“I am learning that perfection isn’t what matters. In fact, it’s the very thing that can destroy you if you let it” ― Emily Giffin
Jane finishes a meeting with her tutor, full of ideas that she’s going to put into her thesis. In her mind, everything is crystal clear, and she can’t wait to get started. This is the first day of the rest of her life – a brilliant paper, the highest possible grade, then a six-figure salary – better and better.
Slowly but surely, the deadline for submission approaches. She wants her paper to be flawless and amazing. Even though she has solid ideas, she keeps putting off starting the actual paper. Her enthusiasm has begun to wane. Waning enthusiasm transforms into dread. She realizes she needs more data, more research, more inspiration in general. But, she will start. Tomorrow.
Three months later, and the paper is due. In a week. She’s kicking herself, panicking and stressing to get it done. Someone said something about a ghostwriting service…
Perfectionism is neither the only factor, nor a direct cause of procrastination. Studies show anxiety can cause procrastination. We put tasks off because we are afraid of failing. The vast majority of people get apprehensive as a deadline approaches, particularly if they haven’t given themselves enough time to finish their work. This, however, is the effect of having procrastinated, not the cause. The two need to be linked for anxiety to cause procrastination. In other words, anxiety could be a mediating variable.
If this were true, then neurotic persons, who are more prone to suffer from anxiety, would procrastinate more than non-neurotic ones. Research has shown this is only partially true. Hundreds of studies have proven that anxiety does indeed cause procrastination, but only to a minimal extent.

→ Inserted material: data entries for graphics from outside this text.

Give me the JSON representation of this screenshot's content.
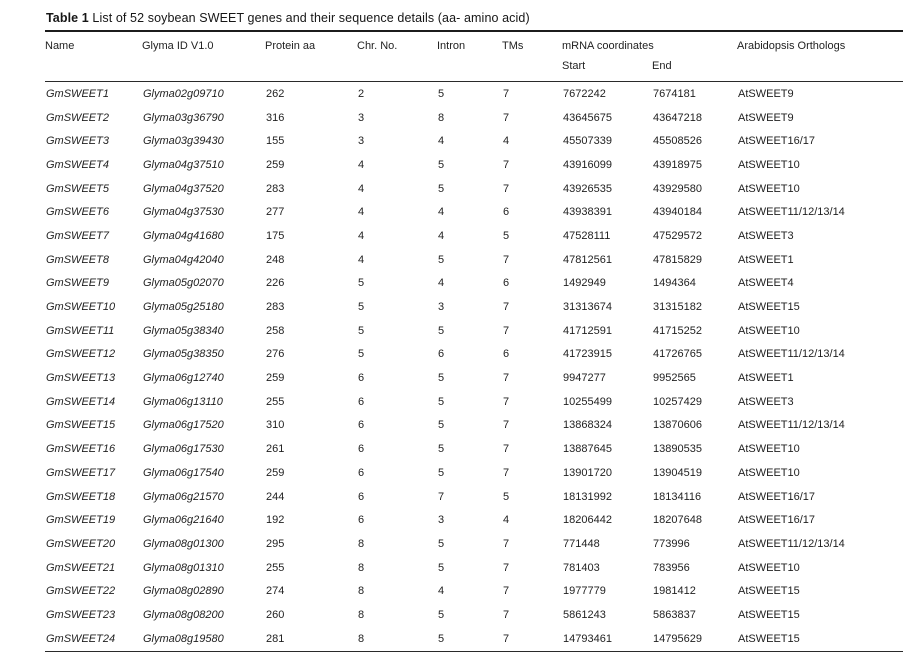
{
  "caption": {
    "label": "Table 1",
    "text": " List of 52 soybean SWEET genes and their sequence details (aa- amino acid)"
  },
  "table": {
    "columns": {
      "name": "Name",
      "glyma_id": "Glyma ID V1.0",
      "protein_aa": "Protein aa",
      "chr_no": "Chr. No.",
      "intron": "Intron",
      "tms": "TMs",
      "mrna_group": "mRNA coordinates",
      "ortholog": "Arabidopsis Orthologs"
    },
    "sub_columns": {
      "start": "Start",
      "end": "End"
    },
    "rows": [
      {
        "name": "GmSWEET1",
        "glyma_id": "Glyma02g09710",
        "protein_aa": "262",
        "chr_no": "2",
        "intron": "5",
        "tms": "7",
        "start": "7672242",
        "end": "7674181",
        "ortholog": "AtSWEET9"
      },
      {
        "name": "GmSWEET2",
        "glyma_id": "Glyma03g36790",
        "protein_aa": "316",
        "chr_no": "3",
        "intron": "8",
        "tms": "7",
        "start": "43645675",
        "end": "43647218",
        "ortholog": "AtSWEET9"
      },
      {
        "name": "GmSWEET3",
        "glyma_id": "Glyma03g39430",
        "protein_aa": "155",
        "chr_no": "3",
        "intron": "4",
        "tms": "4",
        "start": "45507339",
        "end": "45508526",
        "ortholog": "AtSWEET16/17"
      },
      {
        "name": "GmSWEET4",
        "glyma_id": "Glyma04g37510",
        "protein_aa": "259",
        "chr_no": "4",
        "intron": "5",
        "tms": "7",
        "start": "43916099",
        "end": "43918975",
        "ortholog": "AtSWEET10"
      },
      {
        "name": "GmSWEET5",
        "glyma_id": "Glyma04g37520",
        "protein_aa": "283",
        "chr_no": "4",
        "intron": "5",
        "tms": "7",
        "start": "43926535",
        "end": "43929580",
        "ortholog": "AtSWEET10"
      },
      {
        "name": "GmSWEET6",
        "glyma_id": "Glyma04g37530",
        "protein_aa": "277",
        "chr_no": "4",
        "intron": "4",
        "tms": "6",
        "start": "43938391",
        "end": "43940184",
        "ortholog": "AtSWEET11/12/13/14"
      },
      {
        "name": "GmSWEET7",
        "glyma_id": "Glyma04g41680",
        "protein_aa": "175",
        "chr_no": "4",
        "intron": "4",
        "tms": "5",
        "start": "47528111",
        "end": "47529572",
        "ortholog": "AtSWEET3"
      },
      {
        "name": "GmSWEET8",
        "glyma_id": "Glyma04g42040",
        "protein_aa": "248",
        "chr_no": "4",
        "intron": "5",
        "tms": "7",
        "start": "47812561",
        "end": "47815829",
        "ortholog": "AtSWEET1"
      },
      {
        "name": "GmSWEET9",
        "glyma_id": "Glyma05g02070",
        "protein_aa": "226",
        "chr_no": "5",
        "intron": "4",
        "tms": "6",
        "start": "1492949",
        "end": "1494364",
        "ortholog": "AtSWEET4"
      },
      {
        "name": "GmSWEET10",
        "glyma_id": "Glyma05g25180",
        "protein_aa": "283",
        "chr_no": "5",
        "intron": "3",
        "tms": "7",
        "start": "31313674",
        "end": "31315182",
        "ortholog": "AtSWEET15"
      },
      {
        "name": "GmSWEET11",
        "glyma_id": "Glyma05g38340",
        "protein_aa": "258",
        "chr_no": "5",
        "intron": "5",
        "tms": "7",
        "start": "41712591",
        "end": "41715252",
        "ortholog": "AtSWEET10"
      },
      {
        "name": "GmSWEET12",
        "glyma_id": "Glyma05g38350",
        "protein_aa": "276",
        "chr_no": "5",
        "intron": "6",
        "tms": "6",
        "start": "41723915",
        "end": "41726765",
        "ortholog": "AtSWEET11/12/13/14"
      },
      {
        "name": "GmSWEET13",
        "glyma_id": "Glyma06g12740",
        "protein_aa": "259",
        "chr_no": "6",
        "intron": "5",
        "tms": "7",
        "start": "9947277",
        "end": "9952565",
        "ortholog": "AtSWEET1"
      },
      {
        "name": "GmSWEET14",
        "glyma_id": "Glyma06g13110",
        "protein_aa": "255",
        "chr_no": "6",
        "intron": "5",
        "tms": "7",
        "start": "10255499",
        "end": "10257429",
        "ortholog": "AtSWEET3"
      },
      {
        "name": "GmSWEET15",
        "glyma_id": "Glyma06g17520",
        "protein_aa": "310",
        "chr_no": "6",
        "intron": "5",
        "tms": "7",
        "start": "13868324",
        "end": "13870606",
        "ortholog": "AtSWEET11/12/13/14"
      },
      {
        "name": "GmSWEET16",
        "glyma_id": "Glyma06g17530",
        "protein_aa": "261",
        "chr_no": "6",
        "intron": "5",
        "tms": "7",
        "start": "13887645",
        "end": "13890535",
        "ortholog": "AtSWEET10"
      },
      {
        "name": "GmSWEET17",
        "glyma_id": "Glyma06g17540",
        "protein_aa": "259",
        "chr_no": "6",
        "intron": "5",
        "tms": "7",
        "start": "13901720",
        "end": "13904519",
        "ortholog": "AtSWEET10"
      },
      {
        "name": "GmSWEET18",
        "glyma_id": "Glyma06g21570",
        "protein_aa": "244",
        "chr_no": "6",
        "intron": "7",
        "tms": "5",
        "start": "18131992",
        "end": "18134116",
        "ortholog": "AtSWEET16/17"
      },
      {
        "name": "GmSWEET19",
        "glyma_id": "Glyma06g21640",
        "protein_aa": "192",
        "chr_no": "6",
        "intron": "3",
        "tms": "4",
        "start": "18206442",
        "end": "18207648",
        "ortholog": "AtSWEET16/17"
      },
      {
        "name": "GmSWEET20",
        "glyma_id": "Glyma08g01300",
        "protein_aa": "295",
        "chr_no": "8",
        "intron": "5",
        "tms": "7",
        "start": "771448",
        "end": "773996",
        "ortholog": "AtSWEET11/12/13/14"
      },
      {
        "name": "GmSWEET21",
        "glyma_id": "Glyma08g01310",
        "protein_aa": "255",
        "chr_no": "8",
        "intron": "5",
        "tms": "7",
        "start": "781403",
        "end": "783956",
        "ortholog": "AtSWEET10"
      },
      {
        "name": "GmSWEET22",
        "glyma_id": "Glyma08g02890",
        "protein_aa": "274",
        "chr_no": "8",
        "intron": "4",
        "tms": "7",
        "start": "1977779",
        "end": "1981412",
        "ortholog": "AtSWEET15"
      },
      {
        "name": "GmSWEET23",
        "glyma_id": "Glyma08g08200",
        "protein_aa": "260",
        "chr_no": "8",
        "intron": "5",
        "tms": "7",
        "start": "5861243",
        "end": "5863837",
        "ortholog": "AtSWEET15"
      },
      {
        "name": "GmSWEET24",
        "glyma_id": "Glyma08g19580",
        "protein_aa": "281",
        "chr_no": "8",
        "intron": "5",
        "tms": "7",
        "start": "14793461",
        "end": "14795629",
        "ortholog": "AtSWEET15"
      }
    ]
  },
  "colors": {
    "text": "#1b1b1b",
    "rule": "#1c1c1c",
    "background": "#ffffff"
  }
}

So who is the real culprit?
If you’re anxious about a project or task, you’re equally likely to start early on it as you are to start late. Worrying about the task will lead to procrastination if you are neurotic and impulsive. Impulsive people tend to avoid or neglect a task short-term if they are wary of it. These brief periods of neglect accumulate, and that’s when they have a problem on their hands. Right, Jane?
Like neuroticism, impulsiveness is a personality trait that we’re born with. As such, it is difficult to overcome and impossible to eradicate. A good way to start is by realizing you have this trait and acting accordingly – it would help to make a schedule well in advance and get a little bit of work done each day. This will not only reduce apprehension, but you’ll also be ready well ahead of the deadline.